Die Briten hätten es besser wissen müssen. Man gewinnt keinen Krieg in Afghanistan. Gewiss, das Desaster von 1840, als die aus Kabul ausbrechende Garnison Ihrer Majestät mitsamt Familien und Hilfskräften in den Schluchten des Hindukusch durch Stammeskrieger massakriert wurde, gehört einer anderen Epoche an. Das Ereignis war immerhin so sensationell, dass Theodor Fontane dem einzigen Überlebenden, einem Militärarzt, der bis Jalalabad gelangte, eine Ballade widmete: „Mit 13000 der Zug begann; einer kam heim aus Afghanistan.“
Wer nicht so weit zurückgreifen will, hätte sich zumindest zum Erfahrungsaustausch an die russischen Veteranen wenden sollen. Nach zehnjähriger Okkupation durch 130000 Sowjetsoldaten mitsamt einem Aufgebot von Hunderten, vielleicht Tausenden von Panzern waren sie dem Zermürbungskrieg der Mudschahedin erlegen. Wer in den Felsschluchten des Panjir die Vielzahl der zerstörten sowjetischen Panzer gesehen hat, der kommt auch nicht auf die kuriose Idee, es am Hindukusch mit dem deutschen Leopard II zu versuchen, der für die norddeutsche Tiefebene, aber nicht einmal für eine Verwendung im Kosovo taugt.
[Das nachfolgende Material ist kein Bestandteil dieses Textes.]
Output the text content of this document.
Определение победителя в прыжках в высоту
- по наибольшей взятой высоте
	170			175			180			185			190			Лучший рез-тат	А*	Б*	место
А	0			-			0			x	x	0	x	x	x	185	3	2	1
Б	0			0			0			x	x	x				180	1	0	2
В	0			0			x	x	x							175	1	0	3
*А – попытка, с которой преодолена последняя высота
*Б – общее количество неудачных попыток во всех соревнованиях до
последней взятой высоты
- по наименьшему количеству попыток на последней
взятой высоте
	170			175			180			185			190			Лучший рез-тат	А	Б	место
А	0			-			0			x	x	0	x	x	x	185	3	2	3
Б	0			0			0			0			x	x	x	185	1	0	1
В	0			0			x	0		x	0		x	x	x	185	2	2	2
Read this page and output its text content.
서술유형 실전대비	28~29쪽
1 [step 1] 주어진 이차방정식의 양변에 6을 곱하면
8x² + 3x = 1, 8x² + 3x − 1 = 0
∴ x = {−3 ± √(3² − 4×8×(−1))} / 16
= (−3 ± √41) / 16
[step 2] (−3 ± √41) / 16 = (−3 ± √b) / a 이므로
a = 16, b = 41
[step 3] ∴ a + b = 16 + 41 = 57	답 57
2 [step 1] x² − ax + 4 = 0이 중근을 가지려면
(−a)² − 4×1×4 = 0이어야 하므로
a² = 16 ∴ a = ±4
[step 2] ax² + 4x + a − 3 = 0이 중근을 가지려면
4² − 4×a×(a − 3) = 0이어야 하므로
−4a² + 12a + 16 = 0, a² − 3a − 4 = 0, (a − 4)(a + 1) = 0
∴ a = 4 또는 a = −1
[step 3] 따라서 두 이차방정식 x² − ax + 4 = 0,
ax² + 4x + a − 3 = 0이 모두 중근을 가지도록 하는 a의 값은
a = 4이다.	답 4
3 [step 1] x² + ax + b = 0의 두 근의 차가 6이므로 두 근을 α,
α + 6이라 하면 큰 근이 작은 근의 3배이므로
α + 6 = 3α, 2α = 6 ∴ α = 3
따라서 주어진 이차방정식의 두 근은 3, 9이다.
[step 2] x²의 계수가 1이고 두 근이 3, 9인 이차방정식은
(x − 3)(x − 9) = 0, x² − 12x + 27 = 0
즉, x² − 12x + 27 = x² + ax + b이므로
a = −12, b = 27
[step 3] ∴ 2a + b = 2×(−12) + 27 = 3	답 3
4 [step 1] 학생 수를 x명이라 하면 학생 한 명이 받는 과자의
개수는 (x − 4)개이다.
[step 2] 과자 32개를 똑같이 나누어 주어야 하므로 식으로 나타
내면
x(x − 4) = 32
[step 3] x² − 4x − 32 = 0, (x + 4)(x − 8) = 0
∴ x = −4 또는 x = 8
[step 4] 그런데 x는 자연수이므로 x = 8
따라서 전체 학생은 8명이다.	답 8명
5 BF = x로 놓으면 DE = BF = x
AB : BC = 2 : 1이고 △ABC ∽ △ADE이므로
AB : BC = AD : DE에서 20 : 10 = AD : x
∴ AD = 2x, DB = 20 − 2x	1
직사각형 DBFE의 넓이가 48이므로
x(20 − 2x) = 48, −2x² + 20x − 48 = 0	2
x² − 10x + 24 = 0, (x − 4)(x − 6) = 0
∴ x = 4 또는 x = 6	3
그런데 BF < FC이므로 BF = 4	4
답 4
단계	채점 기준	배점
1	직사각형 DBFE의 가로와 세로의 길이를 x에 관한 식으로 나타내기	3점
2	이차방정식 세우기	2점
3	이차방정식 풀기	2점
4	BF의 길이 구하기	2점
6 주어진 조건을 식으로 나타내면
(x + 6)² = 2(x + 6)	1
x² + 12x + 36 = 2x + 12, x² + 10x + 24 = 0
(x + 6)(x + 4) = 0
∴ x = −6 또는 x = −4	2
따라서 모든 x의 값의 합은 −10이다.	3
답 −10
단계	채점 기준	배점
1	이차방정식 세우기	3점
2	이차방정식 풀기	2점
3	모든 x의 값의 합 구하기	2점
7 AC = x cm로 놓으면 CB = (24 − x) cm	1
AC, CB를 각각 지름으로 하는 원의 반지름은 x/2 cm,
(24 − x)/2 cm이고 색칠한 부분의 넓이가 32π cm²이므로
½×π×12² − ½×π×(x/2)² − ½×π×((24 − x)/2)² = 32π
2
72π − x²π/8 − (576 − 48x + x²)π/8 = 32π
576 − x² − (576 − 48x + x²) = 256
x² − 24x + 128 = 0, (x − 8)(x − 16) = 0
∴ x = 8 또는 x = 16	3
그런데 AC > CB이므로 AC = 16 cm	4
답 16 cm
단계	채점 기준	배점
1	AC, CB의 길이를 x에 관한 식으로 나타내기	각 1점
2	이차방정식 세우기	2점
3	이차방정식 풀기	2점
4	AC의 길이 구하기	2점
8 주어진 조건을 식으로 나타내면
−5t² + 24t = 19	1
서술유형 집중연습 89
Die Absicht deutscher Politiker, die Bundeswehr auf mindestens weitere zehn Jahre in Afghanistan zu belassen und deren Engagement sogar auf den heiklen Süden auszuweiten, mutet recht merkwürdig an, während gleichzeitig im amerikanischen Präsidentschaftswahlkampf die Rückführung der US-Truppen aus dem Irak zum zentralen Thema der Kandidaten wurde. In Deutschland optiert die Mehrheit der Bevölkerung für eine baldige Räumung Afghanistans, aber neuerdings ist es bei Parlamentariern und Publizisten Mode geworden, die Meinung des Bürgers gering zu achten gemäß der vulgären Redensart von einst: „vox populi, vox Rindvieh“. Dabei hatten die Wähler, die Gerhard Schröder im Amt bestätigten, als er sich weigerte, am Feldzug „Iraqi freedom“ teilzunehmen, mehr gesunden Menschenverstand bewiesen als die „kriegslustigen“ Intellektuellen und Politprofis. Mit grimmiger Heiterkeit kann man feststellen, dass ausgerechnet jene früheren Wortführer eines utopischen Ultra-Pazifismus sich heute als Bellizisten in die Brust werfen. Unter den Journalisten plädieren vor allem diejenigen für einen unbegrenzten und verstärkten Einsatz deutscher Truppen, die niemals ihren Fuß auf afghanischen Boden setzten oder sich allenfalls unter massivem Schutz zu einer Stippvisite aufrafften. Ein deutscher General erklärte vor laufender Kamera, wenn Deutschland nicht in Afghanistan verbleibe, dann käme Afghanistan zu uns. Er täte gut daran, einen Blick auf die Landkarte zu werfen. Was sich zur Stunde im Irak, im Nahen Osten, demnächst auf dem Balkan und übermorgen in Nordafrika abspielt, ist für Europa unendlich wichtiger als die Behauptung von isolierten Stützpunkten im hintersten Winkel Zentralasiens.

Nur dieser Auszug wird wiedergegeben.